The food. I am a foodie and the obsession is at an all time peak during corona times. Kya is quite poor and regularly eats something called ‘grits’. I am fascinated by it and google it and want to make it in my own kitchen. I also yearn for the fruit cobblers mentioned in the book – my office canteen does a fantastic one and I miss it. Not to mention the abundant seafood references! I love it when a book gives me the excuse to whet my obsession with food.
‘She cooked a southern supper as Ma would have: black-eyed peas with red onions, fried ham, cornbread with cracklin’, butter beans cooked in butter and milk. Blackberry cobbler with hard cream with some bourbon he had brought.’

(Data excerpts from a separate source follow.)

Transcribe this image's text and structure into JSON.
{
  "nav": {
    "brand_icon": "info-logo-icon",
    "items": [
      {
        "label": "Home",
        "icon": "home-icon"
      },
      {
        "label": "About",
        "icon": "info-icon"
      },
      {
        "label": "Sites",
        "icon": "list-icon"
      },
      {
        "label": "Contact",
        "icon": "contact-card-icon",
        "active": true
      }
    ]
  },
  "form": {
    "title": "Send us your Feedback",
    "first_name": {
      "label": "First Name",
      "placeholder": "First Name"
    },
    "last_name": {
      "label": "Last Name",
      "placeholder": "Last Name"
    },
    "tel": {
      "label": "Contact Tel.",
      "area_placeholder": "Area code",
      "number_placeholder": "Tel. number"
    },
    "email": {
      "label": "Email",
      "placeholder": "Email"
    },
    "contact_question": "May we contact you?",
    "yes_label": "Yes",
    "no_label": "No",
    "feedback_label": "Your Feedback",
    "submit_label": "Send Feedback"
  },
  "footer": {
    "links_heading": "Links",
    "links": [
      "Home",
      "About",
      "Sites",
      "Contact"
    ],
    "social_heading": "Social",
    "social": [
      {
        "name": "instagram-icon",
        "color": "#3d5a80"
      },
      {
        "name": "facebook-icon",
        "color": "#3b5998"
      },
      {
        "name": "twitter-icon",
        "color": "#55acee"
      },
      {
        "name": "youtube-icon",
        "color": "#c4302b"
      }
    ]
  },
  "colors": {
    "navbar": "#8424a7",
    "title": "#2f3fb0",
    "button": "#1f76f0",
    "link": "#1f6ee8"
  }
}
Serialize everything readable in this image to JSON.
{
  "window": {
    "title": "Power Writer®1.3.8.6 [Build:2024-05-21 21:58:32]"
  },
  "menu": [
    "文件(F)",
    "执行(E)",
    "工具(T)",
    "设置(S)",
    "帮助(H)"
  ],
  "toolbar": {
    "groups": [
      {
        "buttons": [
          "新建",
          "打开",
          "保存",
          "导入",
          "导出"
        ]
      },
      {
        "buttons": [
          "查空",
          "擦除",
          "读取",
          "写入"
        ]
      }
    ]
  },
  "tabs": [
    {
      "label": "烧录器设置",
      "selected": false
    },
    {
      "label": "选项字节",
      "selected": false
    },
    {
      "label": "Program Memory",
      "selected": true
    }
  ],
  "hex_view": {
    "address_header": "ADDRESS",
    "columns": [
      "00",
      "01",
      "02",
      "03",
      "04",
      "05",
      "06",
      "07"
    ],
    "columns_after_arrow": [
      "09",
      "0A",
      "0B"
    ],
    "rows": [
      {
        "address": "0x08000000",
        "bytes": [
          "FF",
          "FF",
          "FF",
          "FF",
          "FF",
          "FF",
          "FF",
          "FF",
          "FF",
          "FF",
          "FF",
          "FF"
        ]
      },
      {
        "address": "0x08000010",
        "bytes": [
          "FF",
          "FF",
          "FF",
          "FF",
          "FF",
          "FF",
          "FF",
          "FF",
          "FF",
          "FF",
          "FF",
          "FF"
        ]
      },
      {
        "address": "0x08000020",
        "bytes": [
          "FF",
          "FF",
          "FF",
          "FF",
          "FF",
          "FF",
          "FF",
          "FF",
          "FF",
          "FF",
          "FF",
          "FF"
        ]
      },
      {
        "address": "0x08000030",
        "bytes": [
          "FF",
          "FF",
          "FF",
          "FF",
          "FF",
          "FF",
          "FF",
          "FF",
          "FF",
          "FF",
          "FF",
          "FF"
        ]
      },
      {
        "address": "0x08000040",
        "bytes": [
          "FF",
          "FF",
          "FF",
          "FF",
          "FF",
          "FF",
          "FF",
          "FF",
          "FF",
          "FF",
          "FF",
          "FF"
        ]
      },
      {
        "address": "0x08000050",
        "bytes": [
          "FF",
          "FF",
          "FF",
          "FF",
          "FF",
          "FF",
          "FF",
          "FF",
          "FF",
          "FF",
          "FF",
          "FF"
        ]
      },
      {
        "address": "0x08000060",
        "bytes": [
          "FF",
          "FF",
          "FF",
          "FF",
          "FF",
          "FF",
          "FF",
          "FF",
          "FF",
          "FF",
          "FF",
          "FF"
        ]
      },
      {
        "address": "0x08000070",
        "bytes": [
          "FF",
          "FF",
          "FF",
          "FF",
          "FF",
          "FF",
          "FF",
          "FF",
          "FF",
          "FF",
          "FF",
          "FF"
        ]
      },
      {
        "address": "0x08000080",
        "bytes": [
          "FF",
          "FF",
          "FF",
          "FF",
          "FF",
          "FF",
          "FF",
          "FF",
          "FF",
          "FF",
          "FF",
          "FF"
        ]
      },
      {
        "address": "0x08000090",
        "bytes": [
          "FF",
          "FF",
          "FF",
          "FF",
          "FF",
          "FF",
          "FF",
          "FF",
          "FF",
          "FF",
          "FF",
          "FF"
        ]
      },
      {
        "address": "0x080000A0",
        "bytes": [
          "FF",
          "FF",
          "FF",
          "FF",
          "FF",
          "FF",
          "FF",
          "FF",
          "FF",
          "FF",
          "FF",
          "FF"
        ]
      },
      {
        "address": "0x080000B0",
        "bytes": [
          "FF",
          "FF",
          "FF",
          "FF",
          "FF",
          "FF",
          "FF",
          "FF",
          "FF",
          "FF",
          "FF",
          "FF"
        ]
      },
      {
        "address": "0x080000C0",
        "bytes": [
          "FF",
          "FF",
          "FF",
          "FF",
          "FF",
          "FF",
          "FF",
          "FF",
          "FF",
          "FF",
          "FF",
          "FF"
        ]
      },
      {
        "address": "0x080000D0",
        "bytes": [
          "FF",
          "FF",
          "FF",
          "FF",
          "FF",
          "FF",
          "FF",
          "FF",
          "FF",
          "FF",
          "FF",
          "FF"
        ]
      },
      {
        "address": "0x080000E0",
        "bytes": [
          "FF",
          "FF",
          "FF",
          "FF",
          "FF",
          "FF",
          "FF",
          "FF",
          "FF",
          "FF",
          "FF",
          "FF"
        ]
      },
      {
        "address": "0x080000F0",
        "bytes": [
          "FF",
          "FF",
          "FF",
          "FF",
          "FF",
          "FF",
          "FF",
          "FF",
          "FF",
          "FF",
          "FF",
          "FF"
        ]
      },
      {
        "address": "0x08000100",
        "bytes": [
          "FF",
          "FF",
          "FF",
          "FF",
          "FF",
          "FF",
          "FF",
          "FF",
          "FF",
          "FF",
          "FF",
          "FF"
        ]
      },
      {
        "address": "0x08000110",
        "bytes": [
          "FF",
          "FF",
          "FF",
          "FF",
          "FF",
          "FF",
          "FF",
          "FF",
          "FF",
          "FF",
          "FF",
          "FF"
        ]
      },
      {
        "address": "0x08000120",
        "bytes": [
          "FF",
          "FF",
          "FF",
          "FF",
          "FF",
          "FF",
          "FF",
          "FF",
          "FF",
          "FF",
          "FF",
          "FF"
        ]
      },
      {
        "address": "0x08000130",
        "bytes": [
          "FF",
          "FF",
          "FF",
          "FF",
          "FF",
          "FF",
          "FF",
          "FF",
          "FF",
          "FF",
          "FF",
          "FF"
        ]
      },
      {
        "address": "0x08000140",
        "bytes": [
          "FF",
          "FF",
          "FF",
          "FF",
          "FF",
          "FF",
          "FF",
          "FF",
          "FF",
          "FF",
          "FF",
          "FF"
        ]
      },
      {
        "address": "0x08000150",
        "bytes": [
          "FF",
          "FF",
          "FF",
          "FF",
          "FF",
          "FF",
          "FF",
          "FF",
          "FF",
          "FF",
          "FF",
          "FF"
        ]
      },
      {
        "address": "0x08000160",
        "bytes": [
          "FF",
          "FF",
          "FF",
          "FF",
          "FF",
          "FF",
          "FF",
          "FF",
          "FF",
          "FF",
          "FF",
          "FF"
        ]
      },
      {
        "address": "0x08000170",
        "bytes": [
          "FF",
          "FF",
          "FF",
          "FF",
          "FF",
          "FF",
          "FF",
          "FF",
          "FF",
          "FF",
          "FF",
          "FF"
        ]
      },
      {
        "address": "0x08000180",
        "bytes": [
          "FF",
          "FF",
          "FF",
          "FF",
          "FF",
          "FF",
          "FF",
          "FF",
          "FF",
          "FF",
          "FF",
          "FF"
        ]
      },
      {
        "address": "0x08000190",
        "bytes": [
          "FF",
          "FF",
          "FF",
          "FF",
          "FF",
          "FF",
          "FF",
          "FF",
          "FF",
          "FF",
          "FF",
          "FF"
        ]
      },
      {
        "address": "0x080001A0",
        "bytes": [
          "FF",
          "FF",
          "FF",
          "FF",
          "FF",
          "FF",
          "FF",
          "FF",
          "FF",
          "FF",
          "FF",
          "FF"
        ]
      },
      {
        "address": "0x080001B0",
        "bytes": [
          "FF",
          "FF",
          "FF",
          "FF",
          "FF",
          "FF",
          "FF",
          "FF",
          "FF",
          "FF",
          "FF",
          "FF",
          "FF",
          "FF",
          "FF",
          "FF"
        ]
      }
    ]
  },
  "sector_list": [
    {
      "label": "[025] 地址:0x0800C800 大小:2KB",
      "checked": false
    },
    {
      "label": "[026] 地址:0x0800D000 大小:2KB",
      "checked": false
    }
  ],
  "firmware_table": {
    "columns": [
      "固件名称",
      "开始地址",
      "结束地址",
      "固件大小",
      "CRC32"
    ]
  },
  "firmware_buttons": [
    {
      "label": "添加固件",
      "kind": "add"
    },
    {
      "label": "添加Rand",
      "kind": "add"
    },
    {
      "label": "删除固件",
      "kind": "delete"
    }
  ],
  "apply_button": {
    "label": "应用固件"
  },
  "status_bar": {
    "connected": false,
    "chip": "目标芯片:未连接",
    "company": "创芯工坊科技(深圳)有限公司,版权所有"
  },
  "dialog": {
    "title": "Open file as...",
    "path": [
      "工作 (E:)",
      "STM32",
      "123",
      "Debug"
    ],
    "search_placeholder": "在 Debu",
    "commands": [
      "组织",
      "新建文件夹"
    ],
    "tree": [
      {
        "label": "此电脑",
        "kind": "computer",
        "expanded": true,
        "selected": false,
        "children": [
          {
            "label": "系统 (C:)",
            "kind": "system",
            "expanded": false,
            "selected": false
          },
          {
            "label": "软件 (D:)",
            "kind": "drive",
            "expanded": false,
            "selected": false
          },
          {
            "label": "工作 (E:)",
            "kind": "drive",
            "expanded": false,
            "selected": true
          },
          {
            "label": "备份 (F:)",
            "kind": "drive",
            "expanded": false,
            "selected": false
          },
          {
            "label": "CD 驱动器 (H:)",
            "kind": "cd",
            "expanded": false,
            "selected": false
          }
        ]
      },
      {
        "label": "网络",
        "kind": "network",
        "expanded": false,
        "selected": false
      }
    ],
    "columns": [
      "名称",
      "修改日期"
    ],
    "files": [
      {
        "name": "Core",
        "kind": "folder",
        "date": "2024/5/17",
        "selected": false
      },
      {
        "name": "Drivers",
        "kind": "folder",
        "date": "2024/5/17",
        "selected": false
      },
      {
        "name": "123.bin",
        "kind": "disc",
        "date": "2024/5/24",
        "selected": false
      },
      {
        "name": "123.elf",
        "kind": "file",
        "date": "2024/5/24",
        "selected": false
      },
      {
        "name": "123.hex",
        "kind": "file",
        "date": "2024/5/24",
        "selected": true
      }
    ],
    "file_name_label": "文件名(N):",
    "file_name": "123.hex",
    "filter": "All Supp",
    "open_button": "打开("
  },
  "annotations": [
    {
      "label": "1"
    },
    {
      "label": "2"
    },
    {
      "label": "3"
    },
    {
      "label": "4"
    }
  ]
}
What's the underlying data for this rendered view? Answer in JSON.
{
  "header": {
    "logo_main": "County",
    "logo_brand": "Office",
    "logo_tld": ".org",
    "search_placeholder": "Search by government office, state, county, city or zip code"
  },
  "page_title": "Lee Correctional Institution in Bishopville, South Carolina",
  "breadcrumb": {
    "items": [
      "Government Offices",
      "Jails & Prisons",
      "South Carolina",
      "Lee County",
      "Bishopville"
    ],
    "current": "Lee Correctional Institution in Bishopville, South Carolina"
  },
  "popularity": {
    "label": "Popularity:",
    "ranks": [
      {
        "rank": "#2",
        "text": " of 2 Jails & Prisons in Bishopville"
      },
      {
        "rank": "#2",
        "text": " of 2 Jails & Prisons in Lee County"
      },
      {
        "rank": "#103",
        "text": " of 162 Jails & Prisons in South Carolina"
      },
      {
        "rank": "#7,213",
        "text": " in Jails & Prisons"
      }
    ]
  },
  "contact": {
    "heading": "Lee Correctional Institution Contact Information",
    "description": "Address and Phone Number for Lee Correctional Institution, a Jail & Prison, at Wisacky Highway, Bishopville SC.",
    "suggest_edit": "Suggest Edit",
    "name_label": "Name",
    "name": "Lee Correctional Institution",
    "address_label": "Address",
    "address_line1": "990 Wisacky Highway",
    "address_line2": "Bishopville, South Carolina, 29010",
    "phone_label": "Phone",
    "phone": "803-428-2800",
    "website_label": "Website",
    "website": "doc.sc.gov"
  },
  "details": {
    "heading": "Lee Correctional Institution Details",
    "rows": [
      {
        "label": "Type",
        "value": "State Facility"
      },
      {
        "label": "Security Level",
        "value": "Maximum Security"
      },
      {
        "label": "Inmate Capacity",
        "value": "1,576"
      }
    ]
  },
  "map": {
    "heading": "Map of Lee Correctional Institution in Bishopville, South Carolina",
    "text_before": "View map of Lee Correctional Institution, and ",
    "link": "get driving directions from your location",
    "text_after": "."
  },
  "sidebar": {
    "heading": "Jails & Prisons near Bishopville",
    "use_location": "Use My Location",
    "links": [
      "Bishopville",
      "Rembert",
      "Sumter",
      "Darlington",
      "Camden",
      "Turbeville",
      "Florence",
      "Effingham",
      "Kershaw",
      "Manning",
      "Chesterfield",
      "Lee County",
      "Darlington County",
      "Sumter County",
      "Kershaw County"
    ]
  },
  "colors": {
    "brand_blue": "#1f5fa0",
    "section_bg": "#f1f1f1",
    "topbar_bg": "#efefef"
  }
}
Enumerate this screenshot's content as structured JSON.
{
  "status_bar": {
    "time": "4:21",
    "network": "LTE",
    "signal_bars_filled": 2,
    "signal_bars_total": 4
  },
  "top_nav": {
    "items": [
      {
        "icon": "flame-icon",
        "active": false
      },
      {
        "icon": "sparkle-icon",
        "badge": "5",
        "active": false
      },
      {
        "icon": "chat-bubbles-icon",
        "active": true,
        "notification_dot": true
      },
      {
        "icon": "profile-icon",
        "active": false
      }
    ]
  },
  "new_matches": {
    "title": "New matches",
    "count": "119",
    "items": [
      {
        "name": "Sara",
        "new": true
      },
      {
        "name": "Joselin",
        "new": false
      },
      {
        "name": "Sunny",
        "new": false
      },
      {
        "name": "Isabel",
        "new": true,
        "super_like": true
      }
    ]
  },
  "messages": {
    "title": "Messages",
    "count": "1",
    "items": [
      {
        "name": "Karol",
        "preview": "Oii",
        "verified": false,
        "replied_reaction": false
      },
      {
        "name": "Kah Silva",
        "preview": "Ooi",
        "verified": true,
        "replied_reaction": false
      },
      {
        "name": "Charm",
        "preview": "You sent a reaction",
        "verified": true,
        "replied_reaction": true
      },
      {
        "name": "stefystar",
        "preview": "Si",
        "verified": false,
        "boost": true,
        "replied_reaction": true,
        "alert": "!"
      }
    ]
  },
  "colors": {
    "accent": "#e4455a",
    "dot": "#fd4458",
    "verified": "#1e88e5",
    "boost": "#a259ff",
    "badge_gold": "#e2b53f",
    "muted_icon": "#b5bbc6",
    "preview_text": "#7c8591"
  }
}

‘She couldn’t read the menu, but he told her most of it, and she ordered fried chicken, mashed potatoes, gravy, white acre peas, and biscuits fluffy as fresh-picked cotton. He had fried shrimp, cheese grits, fried “okree”, and fried green tomatoes. The waitress put a whole dish of butter pats perched on ice cubes and a basket of cornbread and biscuits on their side table, and all the sweet iced tea they could drink.’
‘Maybe it was mean country, but not an inch was lean. Layers of life – squiggly sand crabs, mud-waddling crayfish, waterfowl, fish, shrimp, oysters, fatted deer and plumped geese – were piled on the land or in the water. A man who didn’t mind scrabbling for supper would never starve.’
Overall, this book was a raw, harrowing read. And while it won’t be for everyone, it has already made it to my list of Best Reads of 2020.